All at once, the COVID-19 pandemic is acting as a reminder of the essential role governments and society play in providing social support, from adequate health care to emergency financial help for those thrown out of work. Best says the more we work together to prevent the disease's spread, the more people may notice that, contrary to Thatcher's famous maxim, society not only exists but is essential to our collective well-being.

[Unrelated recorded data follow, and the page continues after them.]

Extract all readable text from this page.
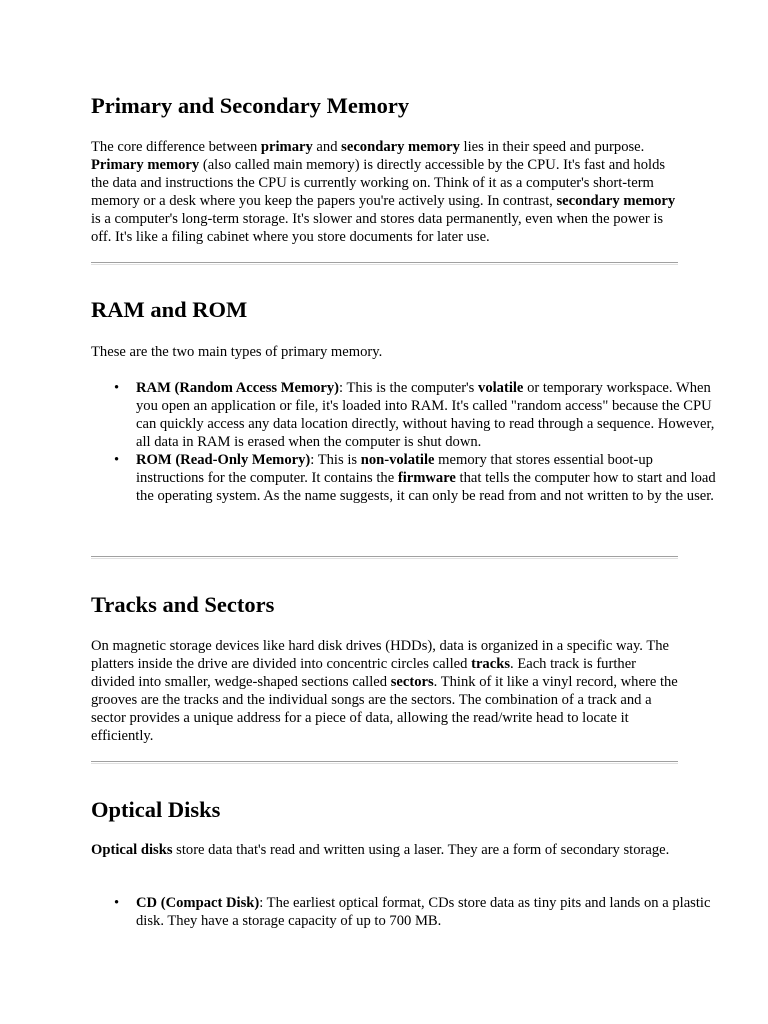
Primary and Secondary Memory

The core difference between primary and secondary memory lies in their speed and purpose. Primary memory (also called main memory) is directly accessible by the CPU. It's fast and holds the data and instructions the CPU is currently working on. Think of it as a computer's short-term memory or a desk where you keep the papers you're actively using. In contrast, secondary memory is a computer's long-term storage. It's slower and stores data permanently, even when the power is off. It's like a filing cabinet where you store documents for later use.

RAM and ROM

These are the two main types of primary memory.

• RAM (Random Access Memory): This is the computer's volatile or temporary workspace. When you open an application or file, it's loaded into RAM. It's called "random access" because the CPU can quickly access any data location directly, without having to read through a sequence. However, all data in RAM is erased when the computer is shut down.
• ROM (Read-Only Memory): This is non-volatile memory that stores essential boot-up instructions for the computer. It contains the firmware that tells the computer how to start and load the operating system. As the name suggests, it can only be read from and not written to by the user.
Tracks and Sectors

On magnetic storage devices like hard disk drives (HDDs), data is organized in a specific way. The platters inside the drive are divided into concentric circles called tracks. Each track is further divided into smaller, wedge-shaped sections called sectors. Think of it like a vinyl record, where the grooves are the tracks and the individual songs are the sectors. The combination of a track and a sector provides a unique address for a piece of data, allowing the read/write head to locate it efficiently.

Optical Disks

Optical disks store data that's read and written using a laser. They are a form of secondary storage.

• CD (Compact Disk): The earliest optical format, CDs store data as tiny pits and lands on a plastic disk. They have a storage capacity of up to 700 MB.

"It's so clear that what each of us does affects other people," she said.
In talking to her students, she sometimes gets the feeling the concept of collective welfare that predominated during the Great Depression and the World Wars, the time of the Greatest Generation, may be coming back into fashion.
"A crisis like this makes us aware how vulnerable we are," she said.
No time to count pennies
That feeling of potential crisis in business and financial markets — like the worst-case scenario imagined by Francis Fong, the chief economist with the Chartered Professional Accountants of Canada, where markets and businesses fail, "permanently destroying economic capacity" — has convinced those who might normally oppose government spending to favour loosening the purse strings.
"The Chartered Professional Accountants of Canada have long advocated for, during good times, ensuring fiscal balance and fiscal responsibility," said Fong. "Now is not the time for that."
Of course, as critics said after governments bailed out markets in 2008, this may be one more case of privatizing profits while socializing losses.
Despite complaints that it is never enough and that it will take time for money to flow into the economy, Armine Yalnizyan, economist and fellow with the Atkinson Foundation, lauds the Liberal government and opposition for their quick action.
Inflection point
She says the economic magnitude of the COVID-19 pandemic may represent an inflection point that begins to take us away from Thatcher and Reagan.
"I think this crisis is going to absolutely be the last nail in the coffin for trickle-down economics as being any kind of boost to the economy," she said, referring to the idea that helping the wealthy will also eventually help those with less.
In the aftermath of the coronavirus slump, she says, it will become increasingly evident that government involvement is essential in a no-growth economy, and not just to ensure adequate health care and a social safety net.
"After 40 years of being told that the best economic formula is more market and less government, we have our nose pressed up against the glass, seeing that we need more government," she said. "And, of course, that will mean less business."
But once the private sector economy begins to recover from the effects of the virus, perhaps we shouldn't be too surprised that when the time comes to pay the bill, the current consensus in favour of government intervention in the economy will have fewer champions.